Generatiekloof 5

Channa Tomassen • 96 - 2020 • Uitgave: 5
‘Evenzo moeten de oudere vrouwen in hun gedrag zijn zoals het heiligen past: geen kwaadspreeksters, niet verslaafd aan veel wijn, maar leraressen van het goede opdat zij de jongere vrouwen leren… Hun man lief te hebben…’ (Titus 2:4).

Het tweede ‘leeronderwerp’ wat Paulus in Titus 2 aanhaalt voor de gelovige vrouw lijkt vanzelfsprekend voor een pas getrouwde vrouw die over haar oren verliefd is. Tegenwoordig wordt het huwelijksformulier als een romantisch iets voorgelezen en beloven we elkaar trouw in goede en kwade dagen. Op de goede dagen is dat geen probleem, maar kunnen we ook op de kwade dagen onze mannen blijven liefhebben?

Ieder huwelijk kent door de gebrokenheid waarin we leven, kwade dagen. Voor de oudere dames ligt hierin een mooi leerproces om de jonge dames te onderwijzen. Als een jong stel gaat trouwen verheugen we ons daarin, we zijn nieuwsgierig naar de trouwjurk, de entourage van de huwelijksdag, etc. Maar bereiden we de jonge vrouwen ook voor op de kwade dagen die er zeker gaan komen? Geven we ze een kijkje in ons eigen huwelijk, hoe wij situaties doorgeworsteld hebben?

Leren van voorbeelden
Op die manier kunnen deze pas getrouwde vrouwen leren van voorbeelden van Godvrezende vrouwen en mogen ze weten dat ze niet de enige zijn die met strijd worstelen in hun huwelijk. Als er momenten van kwade dagen komen in het huwelijksleven, kan de Heere hen in het hart leggen hoe ze moeten strijden.
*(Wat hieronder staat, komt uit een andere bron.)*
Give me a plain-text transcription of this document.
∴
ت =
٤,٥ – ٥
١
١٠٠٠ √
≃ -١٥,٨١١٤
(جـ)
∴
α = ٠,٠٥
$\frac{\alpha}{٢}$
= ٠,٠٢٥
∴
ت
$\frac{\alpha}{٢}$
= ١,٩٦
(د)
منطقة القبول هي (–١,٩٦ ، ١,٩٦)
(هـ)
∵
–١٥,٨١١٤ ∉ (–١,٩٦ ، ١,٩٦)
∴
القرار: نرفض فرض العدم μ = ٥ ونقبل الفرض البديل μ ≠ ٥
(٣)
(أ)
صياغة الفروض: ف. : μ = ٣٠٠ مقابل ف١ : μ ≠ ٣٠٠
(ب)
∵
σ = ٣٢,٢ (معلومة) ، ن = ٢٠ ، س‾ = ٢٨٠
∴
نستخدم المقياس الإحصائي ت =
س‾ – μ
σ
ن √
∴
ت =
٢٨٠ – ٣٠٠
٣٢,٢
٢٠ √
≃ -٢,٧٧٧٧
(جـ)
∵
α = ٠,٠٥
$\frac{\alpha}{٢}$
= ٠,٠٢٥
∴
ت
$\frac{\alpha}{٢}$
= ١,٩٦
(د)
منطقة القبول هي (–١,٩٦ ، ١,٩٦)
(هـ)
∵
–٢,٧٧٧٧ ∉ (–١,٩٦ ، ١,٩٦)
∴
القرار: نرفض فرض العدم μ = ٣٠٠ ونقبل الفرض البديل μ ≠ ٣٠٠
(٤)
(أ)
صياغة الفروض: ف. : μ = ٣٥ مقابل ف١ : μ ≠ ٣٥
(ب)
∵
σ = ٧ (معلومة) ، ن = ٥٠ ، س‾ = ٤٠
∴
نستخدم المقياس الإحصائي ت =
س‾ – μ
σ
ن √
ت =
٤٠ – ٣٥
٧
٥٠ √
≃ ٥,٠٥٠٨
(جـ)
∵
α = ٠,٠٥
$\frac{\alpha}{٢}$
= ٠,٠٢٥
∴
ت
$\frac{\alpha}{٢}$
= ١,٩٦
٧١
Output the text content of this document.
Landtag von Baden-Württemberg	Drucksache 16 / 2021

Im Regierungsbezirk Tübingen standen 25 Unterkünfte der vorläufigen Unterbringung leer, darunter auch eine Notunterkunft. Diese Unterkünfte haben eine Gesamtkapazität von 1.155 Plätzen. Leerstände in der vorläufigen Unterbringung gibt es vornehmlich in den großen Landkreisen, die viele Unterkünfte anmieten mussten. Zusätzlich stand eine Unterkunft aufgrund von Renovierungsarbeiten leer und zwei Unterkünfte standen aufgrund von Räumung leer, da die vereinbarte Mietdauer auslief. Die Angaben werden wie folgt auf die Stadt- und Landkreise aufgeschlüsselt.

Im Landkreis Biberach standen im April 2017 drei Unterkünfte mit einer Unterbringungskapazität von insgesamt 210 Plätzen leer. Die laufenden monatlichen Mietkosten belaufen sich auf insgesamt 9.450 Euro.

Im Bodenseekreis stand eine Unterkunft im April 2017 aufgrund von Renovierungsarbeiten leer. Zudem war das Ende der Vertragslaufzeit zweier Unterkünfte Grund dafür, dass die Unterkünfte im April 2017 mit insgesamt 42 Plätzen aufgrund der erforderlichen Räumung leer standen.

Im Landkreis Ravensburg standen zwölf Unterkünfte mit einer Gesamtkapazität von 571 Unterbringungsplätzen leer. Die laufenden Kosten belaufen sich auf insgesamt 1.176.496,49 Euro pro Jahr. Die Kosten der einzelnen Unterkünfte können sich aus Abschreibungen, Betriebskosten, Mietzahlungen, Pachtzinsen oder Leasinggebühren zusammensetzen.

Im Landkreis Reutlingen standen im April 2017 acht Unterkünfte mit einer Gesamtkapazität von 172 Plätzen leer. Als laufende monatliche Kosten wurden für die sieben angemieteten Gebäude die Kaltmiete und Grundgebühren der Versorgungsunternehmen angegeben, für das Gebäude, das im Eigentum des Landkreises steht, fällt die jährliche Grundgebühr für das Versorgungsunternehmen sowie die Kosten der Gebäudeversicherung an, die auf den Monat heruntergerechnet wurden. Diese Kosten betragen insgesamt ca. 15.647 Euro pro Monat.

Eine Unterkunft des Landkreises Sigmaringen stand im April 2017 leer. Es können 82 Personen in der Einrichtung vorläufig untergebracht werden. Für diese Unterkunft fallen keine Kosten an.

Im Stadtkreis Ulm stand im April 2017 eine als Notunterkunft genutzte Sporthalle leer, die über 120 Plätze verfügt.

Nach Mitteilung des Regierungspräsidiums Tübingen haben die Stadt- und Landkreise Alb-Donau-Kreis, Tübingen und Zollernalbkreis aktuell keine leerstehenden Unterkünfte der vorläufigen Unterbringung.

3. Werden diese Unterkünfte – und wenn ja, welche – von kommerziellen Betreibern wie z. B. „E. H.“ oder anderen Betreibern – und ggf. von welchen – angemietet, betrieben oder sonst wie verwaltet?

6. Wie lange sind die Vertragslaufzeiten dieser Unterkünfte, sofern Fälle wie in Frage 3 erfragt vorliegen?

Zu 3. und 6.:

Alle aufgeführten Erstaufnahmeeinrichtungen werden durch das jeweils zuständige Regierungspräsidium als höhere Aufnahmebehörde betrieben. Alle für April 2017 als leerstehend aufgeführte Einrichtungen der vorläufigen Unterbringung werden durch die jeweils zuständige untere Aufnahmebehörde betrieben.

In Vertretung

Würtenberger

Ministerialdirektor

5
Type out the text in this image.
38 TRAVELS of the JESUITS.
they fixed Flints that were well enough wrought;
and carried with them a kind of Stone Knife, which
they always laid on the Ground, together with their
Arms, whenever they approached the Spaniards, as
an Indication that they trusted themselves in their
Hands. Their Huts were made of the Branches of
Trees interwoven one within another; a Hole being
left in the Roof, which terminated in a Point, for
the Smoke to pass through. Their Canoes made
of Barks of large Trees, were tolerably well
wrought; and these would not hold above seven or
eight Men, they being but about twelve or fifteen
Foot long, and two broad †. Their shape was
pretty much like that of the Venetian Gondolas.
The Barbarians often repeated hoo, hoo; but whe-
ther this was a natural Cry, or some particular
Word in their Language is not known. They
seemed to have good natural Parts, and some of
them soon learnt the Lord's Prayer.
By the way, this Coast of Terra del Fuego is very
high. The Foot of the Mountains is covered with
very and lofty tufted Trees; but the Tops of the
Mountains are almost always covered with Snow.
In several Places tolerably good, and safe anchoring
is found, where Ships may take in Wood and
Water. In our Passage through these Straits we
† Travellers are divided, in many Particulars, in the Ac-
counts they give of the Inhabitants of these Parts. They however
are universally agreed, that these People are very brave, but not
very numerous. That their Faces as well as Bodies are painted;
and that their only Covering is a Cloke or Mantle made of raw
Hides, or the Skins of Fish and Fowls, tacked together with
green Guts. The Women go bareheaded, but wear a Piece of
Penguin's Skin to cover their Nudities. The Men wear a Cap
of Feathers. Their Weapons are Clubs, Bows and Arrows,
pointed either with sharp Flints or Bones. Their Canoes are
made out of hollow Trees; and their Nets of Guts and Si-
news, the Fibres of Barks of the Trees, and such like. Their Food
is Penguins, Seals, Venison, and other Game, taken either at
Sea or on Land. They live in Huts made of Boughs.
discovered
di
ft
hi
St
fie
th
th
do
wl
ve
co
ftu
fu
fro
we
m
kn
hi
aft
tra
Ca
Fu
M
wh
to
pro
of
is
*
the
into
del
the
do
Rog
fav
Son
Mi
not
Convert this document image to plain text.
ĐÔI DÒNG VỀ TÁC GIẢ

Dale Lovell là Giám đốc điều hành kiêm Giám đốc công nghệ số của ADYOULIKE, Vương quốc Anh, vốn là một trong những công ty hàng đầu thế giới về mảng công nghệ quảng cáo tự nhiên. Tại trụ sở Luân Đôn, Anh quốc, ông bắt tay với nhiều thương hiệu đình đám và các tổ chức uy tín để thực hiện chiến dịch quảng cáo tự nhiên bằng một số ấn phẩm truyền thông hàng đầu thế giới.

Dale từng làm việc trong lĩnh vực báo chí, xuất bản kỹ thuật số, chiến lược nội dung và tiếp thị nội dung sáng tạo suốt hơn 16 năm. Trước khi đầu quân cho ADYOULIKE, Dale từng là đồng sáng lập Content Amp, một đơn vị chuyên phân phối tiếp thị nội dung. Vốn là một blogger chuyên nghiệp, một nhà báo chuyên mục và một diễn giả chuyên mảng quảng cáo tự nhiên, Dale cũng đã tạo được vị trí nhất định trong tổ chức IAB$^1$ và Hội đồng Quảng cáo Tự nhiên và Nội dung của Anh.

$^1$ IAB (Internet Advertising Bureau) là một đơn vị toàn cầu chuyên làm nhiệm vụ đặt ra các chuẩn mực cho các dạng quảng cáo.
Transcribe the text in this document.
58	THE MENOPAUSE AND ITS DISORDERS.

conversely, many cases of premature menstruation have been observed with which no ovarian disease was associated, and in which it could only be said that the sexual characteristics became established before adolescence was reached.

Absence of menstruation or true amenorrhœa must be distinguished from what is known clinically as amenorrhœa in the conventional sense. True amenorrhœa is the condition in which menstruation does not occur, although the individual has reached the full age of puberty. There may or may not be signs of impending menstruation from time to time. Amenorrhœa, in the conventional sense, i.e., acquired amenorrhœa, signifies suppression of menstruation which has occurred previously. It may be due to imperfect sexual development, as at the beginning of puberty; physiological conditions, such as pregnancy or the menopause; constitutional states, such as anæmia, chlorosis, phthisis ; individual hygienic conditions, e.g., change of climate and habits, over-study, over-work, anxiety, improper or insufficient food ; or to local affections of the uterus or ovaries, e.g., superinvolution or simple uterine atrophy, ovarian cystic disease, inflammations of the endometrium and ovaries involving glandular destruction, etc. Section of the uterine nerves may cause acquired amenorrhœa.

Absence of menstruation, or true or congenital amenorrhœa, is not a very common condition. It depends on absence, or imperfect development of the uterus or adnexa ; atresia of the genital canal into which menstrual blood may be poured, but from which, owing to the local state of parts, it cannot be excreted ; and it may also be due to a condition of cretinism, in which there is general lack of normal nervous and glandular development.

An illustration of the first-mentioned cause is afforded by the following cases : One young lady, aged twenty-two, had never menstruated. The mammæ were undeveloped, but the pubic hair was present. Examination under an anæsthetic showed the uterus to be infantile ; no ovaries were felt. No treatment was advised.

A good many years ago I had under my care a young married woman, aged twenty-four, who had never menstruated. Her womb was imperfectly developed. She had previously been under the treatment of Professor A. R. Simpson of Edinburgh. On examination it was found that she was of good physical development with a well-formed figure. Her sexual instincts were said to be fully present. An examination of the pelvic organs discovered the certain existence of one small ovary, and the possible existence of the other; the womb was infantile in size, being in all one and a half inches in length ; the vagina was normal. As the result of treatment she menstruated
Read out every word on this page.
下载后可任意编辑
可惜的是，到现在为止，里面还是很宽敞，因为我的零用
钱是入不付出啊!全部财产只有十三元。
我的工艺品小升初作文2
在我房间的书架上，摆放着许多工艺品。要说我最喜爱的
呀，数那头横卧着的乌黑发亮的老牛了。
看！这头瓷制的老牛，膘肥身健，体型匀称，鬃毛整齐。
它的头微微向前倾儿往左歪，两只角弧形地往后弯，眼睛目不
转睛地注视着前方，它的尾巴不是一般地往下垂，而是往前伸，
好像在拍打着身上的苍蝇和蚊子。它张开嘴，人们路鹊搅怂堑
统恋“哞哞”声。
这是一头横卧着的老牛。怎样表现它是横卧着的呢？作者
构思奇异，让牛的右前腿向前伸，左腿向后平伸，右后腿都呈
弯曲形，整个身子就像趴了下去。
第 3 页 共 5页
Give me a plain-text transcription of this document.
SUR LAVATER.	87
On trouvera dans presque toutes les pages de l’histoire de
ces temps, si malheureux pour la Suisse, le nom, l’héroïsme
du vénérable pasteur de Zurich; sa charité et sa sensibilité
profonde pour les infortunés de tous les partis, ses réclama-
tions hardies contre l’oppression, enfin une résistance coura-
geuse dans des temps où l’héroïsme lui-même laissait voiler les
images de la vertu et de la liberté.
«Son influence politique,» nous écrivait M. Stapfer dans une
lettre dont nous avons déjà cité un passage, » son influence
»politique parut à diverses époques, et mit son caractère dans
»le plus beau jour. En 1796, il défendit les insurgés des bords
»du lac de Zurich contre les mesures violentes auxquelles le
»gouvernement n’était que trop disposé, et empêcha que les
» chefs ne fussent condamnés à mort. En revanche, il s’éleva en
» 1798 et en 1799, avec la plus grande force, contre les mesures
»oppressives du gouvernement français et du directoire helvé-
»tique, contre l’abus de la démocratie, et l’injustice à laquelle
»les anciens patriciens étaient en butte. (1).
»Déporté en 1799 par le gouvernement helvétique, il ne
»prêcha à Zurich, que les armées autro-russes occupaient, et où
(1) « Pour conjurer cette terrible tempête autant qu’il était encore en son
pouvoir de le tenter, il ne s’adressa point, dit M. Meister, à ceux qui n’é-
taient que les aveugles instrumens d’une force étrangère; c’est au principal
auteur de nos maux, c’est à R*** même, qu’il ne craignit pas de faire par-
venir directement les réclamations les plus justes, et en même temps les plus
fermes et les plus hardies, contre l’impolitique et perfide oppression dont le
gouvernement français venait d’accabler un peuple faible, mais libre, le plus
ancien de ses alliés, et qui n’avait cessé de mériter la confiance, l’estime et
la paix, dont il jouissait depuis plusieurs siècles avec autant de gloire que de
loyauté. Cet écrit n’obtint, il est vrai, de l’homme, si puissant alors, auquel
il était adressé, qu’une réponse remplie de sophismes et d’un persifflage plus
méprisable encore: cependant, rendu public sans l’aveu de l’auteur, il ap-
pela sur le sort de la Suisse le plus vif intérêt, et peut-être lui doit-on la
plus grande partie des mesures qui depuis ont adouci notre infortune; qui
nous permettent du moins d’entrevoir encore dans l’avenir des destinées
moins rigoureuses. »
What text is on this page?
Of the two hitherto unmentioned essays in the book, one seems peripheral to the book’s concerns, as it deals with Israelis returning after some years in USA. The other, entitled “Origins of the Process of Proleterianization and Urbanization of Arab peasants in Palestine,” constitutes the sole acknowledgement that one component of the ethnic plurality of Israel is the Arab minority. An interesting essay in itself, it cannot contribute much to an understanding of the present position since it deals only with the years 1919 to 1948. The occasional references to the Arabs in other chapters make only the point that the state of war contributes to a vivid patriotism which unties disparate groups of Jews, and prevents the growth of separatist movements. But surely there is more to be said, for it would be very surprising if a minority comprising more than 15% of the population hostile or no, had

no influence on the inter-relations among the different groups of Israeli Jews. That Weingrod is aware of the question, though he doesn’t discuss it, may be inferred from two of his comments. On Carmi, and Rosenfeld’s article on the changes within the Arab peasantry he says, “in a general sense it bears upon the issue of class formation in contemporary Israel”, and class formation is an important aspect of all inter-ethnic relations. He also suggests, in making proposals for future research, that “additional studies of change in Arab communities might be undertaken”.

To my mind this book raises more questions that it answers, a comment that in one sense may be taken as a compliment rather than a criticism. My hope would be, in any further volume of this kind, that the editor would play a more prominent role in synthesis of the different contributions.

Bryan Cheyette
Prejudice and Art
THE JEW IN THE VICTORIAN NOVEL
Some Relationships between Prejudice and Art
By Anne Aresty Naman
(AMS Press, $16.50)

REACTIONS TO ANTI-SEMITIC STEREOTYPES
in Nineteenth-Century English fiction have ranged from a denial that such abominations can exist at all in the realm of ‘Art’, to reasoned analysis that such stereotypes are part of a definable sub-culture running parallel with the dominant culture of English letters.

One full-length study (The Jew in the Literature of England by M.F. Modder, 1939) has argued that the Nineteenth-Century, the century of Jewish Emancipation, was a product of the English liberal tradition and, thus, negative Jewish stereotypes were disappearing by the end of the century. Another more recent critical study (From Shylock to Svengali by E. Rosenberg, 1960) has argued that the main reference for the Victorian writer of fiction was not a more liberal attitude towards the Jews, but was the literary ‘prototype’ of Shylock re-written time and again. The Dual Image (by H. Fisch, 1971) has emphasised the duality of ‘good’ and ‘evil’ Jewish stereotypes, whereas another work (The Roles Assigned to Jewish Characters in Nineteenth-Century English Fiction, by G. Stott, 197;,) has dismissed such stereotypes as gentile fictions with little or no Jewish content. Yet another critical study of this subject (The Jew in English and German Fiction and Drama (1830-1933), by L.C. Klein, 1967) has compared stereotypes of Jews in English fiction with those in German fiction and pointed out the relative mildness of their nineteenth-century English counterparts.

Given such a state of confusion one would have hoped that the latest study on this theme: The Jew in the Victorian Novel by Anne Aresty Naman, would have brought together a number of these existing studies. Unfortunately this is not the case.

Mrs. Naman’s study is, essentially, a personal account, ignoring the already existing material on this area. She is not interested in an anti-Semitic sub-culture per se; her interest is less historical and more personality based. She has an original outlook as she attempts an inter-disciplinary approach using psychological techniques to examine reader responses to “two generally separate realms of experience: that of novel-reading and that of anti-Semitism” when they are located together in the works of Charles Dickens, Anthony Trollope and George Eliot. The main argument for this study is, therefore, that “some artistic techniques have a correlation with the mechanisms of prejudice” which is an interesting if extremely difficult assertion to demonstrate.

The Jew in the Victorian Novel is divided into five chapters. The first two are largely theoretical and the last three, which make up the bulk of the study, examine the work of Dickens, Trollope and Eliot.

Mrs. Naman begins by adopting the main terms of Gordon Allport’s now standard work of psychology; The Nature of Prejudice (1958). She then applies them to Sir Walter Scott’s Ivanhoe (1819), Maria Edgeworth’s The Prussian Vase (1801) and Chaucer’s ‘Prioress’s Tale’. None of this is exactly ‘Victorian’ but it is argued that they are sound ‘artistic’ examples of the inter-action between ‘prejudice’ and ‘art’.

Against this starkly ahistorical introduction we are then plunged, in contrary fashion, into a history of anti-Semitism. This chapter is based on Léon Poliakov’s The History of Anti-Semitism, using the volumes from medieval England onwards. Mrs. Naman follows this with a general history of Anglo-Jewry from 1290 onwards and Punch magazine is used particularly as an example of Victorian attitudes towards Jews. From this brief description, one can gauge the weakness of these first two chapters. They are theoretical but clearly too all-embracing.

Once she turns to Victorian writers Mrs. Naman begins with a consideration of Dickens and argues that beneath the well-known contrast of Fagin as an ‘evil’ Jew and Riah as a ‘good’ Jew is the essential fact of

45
Om lief te hebben hoeven we niet zelf het wiel uit te vinden, maar mogen we naar de Heere Jezus kijken hoe Hij heeft liefgehad. Hoe zou Hij willen dat we onze mannen liefhebben? Dan niet alleen in de situaties wanneer we het samen goed hebben, maar ook in slechte tijden van het huwelijk.

Een aantal handvatten
Hierbij een aantal handvatten bij het ‘coachen’ van jongere vrouwen:
• Wees een open boek voor de jonge vrouwen, ook op de momenten waarin je zelf fout bent geweest. Laat zien hoe je zelf bent onderwezen door de Heere Jezus in de liefde naar je man toe.
• Wijs de jonge vrouwen op de Heere Jezus, op Zijn onvoorwaardelijke liefde en Zijn vergeving.
• Leer de jonge vrouwen geen verwachtingspatronen (onuitgesproken verlangen) te hebben, maar dat zij hun wensen door communicatie bespreekbaar maken. Leer ook dat zij afspraken maken in plaats van te hopen dat hij iets zou moeten doen zonder dat hij ergens van af weet. Een voorbeeld wat je op elk verwachtingspatroon kunt toepassen: ik verwacht vanavond wanneer ik weg ben, dat mijn man de gft-afval uit de keuken weggooit. Dit spreek ik niet uit en op het moment dat ik terugkom zie ik dat het afval er nog steeds staat. Ik raak diep teleurgesteld en in het ergste geval uit zich dit in een huilbui. Op het moment dat ik van tevoren had gevraagd: “schat, wil jij het gft-afval weggooien?” dan is er op dat moment open communicatie. Er wordt een afspraak gemaakt waar je de ander naar kunt bevragen op het moment dat het niet gelukt is: communicatie! Overal waar een teleurstelling in je hart zit, schuilt een verwachtingspatroon achter en mist er communicatie.
• Leer de jonge vrouw een hulp te zijn. Niet alleen in het huishouden, maar in het ‘echt kennen’ van haar man. Wat verlangt hij? Hoe denkt hij? Hoe kan je als vrouw hem hierin dienen?

Misschien komt er, als je bovenstaande handvatten leest, onzekerheid naar boven en ben je hierin tekort geschoten… Wat bemoedigend dat we dan in Filippenzen 3 het volgende lezen: ’Maar één ding doe ik: vergetend wat achter is, mij uitstrekkend naar wat voor is, jaag ik naar het doel: de prijs van de roeping van God, die van boven is, in Christus Jezus’ (vers 14).